Gynecomastia is an abnormal enlargement of one or both breasts in men, caused by an imbalance in the hormones estrogen and testosterone. It is a condition that can be easily and quickly ruled out, but if the diagnosis is confirmed, it is important to understand the causes, diagnosis and treatment of gynecomastia. The most common cause of gynecomastia is medications. A number of drugs have been reported to be associated with gynecomastia, such as antibiotics, antiulcer drugs, growth hormones and anti-AIDS antiviral drugs.
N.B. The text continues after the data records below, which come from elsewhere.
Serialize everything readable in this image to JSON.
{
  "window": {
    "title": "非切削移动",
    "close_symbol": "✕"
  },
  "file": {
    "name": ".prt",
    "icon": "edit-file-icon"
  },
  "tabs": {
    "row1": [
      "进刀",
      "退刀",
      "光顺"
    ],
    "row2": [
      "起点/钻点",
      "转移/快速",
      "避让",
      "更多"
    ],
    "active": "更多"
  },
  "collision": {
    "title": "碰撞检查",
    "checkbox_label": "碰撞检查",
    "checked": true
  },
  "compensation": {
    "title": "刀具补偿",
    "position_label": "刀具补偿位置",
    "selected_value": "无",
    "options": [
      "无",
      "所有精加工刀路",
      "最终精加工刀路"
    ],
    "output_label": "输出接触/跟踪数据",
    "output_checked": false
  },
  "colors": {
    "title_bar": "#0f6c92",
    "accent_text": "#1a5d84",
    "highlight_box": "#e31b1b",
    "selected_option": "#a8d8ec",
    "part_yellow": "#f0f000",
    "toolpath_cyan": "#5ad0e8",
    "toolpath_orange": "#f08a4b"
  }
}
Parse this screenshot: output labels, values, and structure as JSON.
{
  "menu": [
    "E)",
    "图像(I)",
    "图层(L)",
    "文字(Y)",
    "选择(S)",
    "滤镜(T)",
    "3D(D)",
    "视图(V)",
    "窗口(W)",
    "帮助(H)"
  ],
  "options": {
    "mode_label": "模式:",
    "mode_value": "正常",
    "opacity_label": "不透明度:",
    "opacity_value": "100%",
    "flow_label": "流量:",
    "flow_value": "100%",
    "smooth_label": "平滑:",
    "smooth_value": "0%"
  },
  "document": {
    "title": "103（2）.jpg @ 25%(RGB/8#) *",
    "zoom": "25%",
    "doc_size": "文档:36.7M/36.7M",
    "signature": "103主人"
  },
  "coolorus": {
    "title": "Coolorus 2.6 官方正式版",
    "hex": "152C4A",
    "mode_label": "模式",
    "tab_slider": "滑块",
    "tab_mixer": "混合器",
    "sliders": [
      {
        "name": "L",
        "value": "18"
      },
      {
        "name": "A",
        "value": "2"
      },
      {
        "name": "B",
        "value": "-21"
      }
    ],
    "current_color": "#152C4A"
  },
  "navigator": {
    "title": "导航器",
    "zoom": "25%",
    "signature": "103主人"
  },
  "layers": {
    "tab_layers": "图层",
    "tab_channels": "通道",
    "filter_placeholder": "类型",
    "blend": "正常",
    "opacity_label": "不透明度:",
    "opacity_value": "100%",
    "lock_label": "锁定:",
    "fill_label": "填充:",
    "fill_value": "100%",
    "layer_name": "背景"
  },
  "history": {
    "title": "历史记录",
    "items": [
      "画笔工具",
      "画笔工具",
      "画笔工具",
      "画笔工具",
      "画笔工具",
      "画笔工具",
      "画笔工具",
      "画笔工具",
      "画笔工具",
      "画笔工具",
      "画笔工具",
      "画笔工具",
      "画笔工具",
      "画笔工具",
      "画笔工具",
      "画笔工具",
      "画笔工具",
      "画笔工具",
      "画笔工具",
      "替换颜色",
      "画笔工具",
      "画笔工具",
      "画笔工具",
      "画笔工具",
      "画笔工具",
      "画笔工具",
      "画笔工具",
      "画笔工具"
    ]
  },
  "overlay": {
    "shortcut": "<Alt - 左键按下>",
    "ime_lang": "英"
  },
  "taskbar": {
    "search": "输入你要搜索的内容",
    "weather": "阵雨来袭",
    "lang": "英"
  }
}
When advising a male patient on the use of a new medication that may cause gynecomastia, it is important to explain in detail the nature and importance of this problem. The diagnosis of gynecomastia should include an ultrasound of the breast and blood levels of beta-hCG, LH, follicle-stimulating hormone, estradiol, prolactin, testosterone, thyroid function (thyroid-stimulating hormone and thyroxine) and liver function tests. If the patient's blood test is not indicative of any specific endocrine or systemic disorder and the patient is not taking any medications related to gynecomastia, the cause is most likely idiopathic. Discontinuing the offending drug can lead to a regression of gynecomastia, but not always.
Weight loss may not completely reverse true gynecomastia since it is a glandular abnormality, even though breast enlargement may have been caused by the estrogen conversion pathway. In some cases, medical treatment may be necessary to reduce the size of the breasts. It is important to understand that gynecomastia can occur at any age and for various reasons. It is also important to understand that discontinuing the offending drug can lead to a regression of gynecomastia but not always.
In some cases, medical treatment may be necessary to reduce the size of the breasts.